As is clear from the above description, if the fault diagnosis device according to the present invention is used, crew members can
An abnormality in the sensor can be detected simply by monitoring the display on the display device, and therefore the crew's patrol maintenance work for inspecting the sensor 11 can be reduced. Furthermore,
Since the reliability of each sensor 11 is improved, the reliability of the processing results in the failure detection system 12 is also improved.

As described above, according to the present invention, the maintenance work of the driving engine section can be simplified, and the operation of the engine section can also be simplified.

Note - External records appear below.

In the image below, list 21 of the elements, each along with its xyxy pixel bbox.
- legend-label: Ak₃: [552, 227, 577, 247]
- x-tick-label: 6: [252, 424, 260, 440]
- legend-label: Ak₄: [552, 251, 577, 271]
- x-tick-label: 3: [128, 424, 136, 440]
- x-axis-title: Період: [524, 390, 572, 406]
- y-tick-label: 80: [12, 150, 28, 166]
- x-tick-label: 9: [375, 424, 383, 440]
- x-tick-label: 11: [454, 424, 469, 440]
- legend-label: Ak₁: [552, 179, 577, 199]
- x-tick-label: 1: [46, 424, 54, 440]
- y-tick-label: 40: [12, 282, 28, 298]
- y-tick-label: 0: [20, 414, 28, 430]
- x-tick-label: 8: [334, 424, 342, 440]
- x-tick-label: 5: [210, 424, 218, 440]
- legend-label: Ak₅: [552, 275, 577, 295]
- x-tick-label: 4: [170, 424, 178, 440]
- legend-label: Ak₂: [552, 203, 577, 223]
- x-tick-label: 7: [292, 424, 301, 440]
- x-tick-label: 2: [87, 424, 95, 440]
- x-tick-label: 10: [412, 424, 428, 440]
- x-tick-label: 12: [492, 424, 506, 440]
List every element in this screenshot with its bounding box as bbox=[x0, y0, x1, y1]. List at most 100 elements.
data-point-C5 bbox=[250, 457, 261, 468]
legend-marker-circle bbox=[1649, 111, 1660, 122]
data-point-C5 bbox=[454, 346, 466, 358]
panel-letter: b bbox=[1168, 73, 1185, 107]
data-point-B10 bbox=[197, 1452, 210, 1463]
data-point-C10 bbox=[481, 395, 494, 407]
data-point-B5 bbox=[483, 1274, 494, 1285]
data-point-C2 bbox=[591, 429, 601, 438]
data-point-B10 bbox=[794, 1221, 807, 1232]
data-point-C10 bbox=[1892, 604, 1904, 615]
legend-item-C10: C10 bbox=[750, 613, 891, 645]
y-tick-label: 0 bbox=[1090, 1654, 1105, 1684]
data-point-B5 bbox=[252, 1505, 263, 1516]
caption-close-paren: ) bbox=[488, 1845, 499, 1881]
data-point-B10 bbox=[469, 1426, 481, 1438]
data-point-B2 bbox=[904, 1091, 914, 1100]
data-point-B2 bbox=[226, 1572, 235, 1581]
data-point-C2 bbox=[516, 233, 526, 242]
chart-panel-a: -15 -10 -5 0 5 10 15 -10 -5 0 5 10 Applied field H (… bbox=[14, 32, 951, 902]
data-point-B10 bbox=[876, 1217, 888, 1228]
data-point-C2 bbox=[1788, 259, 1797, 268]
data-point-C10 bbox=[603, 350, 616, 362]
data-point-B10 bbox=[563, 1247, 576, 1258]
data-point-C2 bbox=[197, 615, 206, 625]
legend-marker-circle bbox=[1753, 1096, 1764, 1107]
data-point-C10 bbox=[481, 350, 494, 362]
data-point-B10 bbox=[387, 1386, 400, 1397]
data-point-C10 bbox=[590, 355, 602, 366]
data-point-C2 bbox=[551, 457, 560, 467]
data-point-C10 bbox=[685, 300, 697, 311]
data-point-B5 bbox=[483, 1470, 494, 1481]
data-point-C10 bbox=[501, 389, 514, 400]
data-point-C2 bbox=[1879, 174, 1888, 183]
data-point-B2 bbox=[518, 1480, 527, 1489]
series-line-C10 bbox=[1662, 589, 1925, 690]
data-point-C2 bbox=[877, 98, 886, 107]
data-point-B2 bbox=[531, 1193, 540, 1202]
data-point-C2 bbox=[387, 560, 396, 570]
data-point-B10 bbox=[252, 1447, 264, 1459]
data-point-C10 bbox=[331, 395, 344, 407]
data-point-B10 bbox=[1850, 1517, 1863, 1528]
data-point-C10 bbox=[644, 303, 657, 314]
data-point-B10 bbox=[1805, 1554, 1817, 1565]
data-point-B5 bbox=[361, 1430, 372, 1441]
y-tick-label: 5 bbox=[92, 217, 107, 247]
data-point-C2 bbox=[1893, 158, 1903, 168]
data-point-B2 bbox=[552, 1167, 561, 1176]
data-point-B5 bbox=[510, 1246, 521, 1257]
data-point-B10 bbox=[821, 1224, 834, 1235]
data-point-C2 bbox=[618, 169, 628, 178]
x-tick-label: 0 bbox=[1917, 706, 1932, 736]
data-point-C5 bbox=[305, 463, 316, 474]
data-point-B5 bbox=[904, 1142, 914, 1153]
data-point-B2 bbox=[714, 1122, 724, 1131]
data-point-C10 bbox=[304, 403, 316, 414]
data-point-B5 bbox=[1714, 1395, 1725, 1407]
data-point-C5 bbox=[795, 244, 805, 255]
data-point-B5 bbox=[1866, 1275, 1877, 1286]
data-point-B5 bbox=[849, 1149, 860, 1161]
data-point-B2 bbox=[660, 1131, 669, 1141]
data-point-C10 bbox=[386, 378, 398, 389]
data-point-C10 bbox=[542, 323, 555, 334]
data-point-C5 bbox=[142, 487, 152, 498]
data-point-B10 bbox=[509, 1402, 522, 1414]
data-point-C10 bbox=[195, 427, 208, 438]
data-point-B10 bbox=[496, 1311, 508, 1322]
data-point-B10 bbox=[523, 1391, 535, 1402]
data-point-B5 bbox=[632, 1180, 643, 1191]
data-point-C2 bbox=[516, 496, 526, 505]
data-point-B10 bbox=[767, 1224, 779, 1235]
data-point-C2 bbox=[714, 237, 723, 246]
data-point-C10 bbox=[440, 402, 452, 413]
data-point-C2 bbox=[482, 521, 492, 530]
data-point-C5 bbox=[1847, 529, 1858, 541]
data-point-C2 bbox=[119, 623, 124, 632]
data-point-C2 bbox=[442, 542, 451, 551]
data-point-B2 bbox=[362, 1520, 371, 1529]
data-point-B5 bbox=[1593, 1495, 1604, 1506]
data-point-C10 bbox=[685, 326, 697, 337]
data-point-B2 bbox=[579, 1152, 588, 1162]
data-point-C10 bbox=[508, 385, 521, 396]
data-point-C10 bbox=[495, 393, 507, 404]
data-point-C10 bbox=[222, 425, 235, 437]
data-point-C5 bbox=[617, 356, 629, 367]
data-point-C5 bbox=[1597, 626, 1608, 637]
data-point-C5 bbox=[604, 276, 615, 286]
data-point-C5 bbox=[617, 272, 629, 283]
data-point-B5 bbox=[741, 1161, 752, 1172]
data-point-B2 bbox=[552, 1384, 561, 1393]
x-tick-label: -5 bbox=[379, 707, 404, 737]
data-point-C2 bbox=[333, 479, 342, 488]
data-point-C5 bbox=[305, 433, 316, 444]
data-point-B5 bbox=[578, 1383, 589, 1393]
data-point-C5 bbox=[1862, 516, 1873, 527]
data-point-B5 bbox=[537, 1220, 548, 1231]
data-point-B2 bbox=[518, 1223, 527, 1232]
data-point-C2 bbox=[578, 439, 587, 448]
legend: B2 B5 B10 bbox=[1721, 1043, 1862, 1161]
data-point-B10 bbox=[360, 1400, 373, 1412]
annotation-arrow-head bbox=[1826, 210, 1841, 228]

[Brief explanation of the drawing]

FIG. 1 is a block diagram showing a failure diagnosis apparatus for marine equipment sensors according to an embodiment of the present invention, and FIG. 2 is a flowchart for explaining the operation of FIG. 1. Explanation of symbols, 10: Failure diagnosis device, 11: Sensor, 12: Failure detection system, 14: Input interface, 15: Memory, 16: First memory area, 17: Second memory area, 18: Bus, 2
0: CPU, 21: Display interface, 2
2: CRT display, 23: keyboard, 24: output interface.

Claims (1)

[Claims] 1. A failure diagnosis device for marine equipment sensors, which is coupled to a system including a plurality of sensors that respectively measure a plurality of factors in marine equipment, and performs failure diagnosis by monitoring changes in the characteristics of the sensors. is divided into an independent factor that changes independently and a dependent factor that changes depending on the independent factor, and the sensors are divided into a first sensor group corresponding to the independent factor and a first sensor group corresponding to the dependent factor. and a second sensor group, the failure diagnosis device includes a first memory section that stores reference data for the first and second sensor groups, and a first memory section that stores reference data for the first and second sensor groups; a second memory section for sequentially storing data;
and a calculation processing unit that performs calculation processing on the reference data and measurement data read from the second memory unit, and the calculation processing unit calculates the reference data and measurement data corresponding to the first sensor group from the reference data and measurement data read from the second memory unit. While determining the normality of one sensor group, on the condition that the normality of the first sensor group is determined,
The quality of the second sensor group is determined from the reference data and measurement data corresponding to the second sensor group, and the measurement data of the first sensor group that has a correlation with the second sensor group, and the result of the determination is A failure diagnosis device for a marine equipment sensor, characterized in that the information is displayed on a display unit.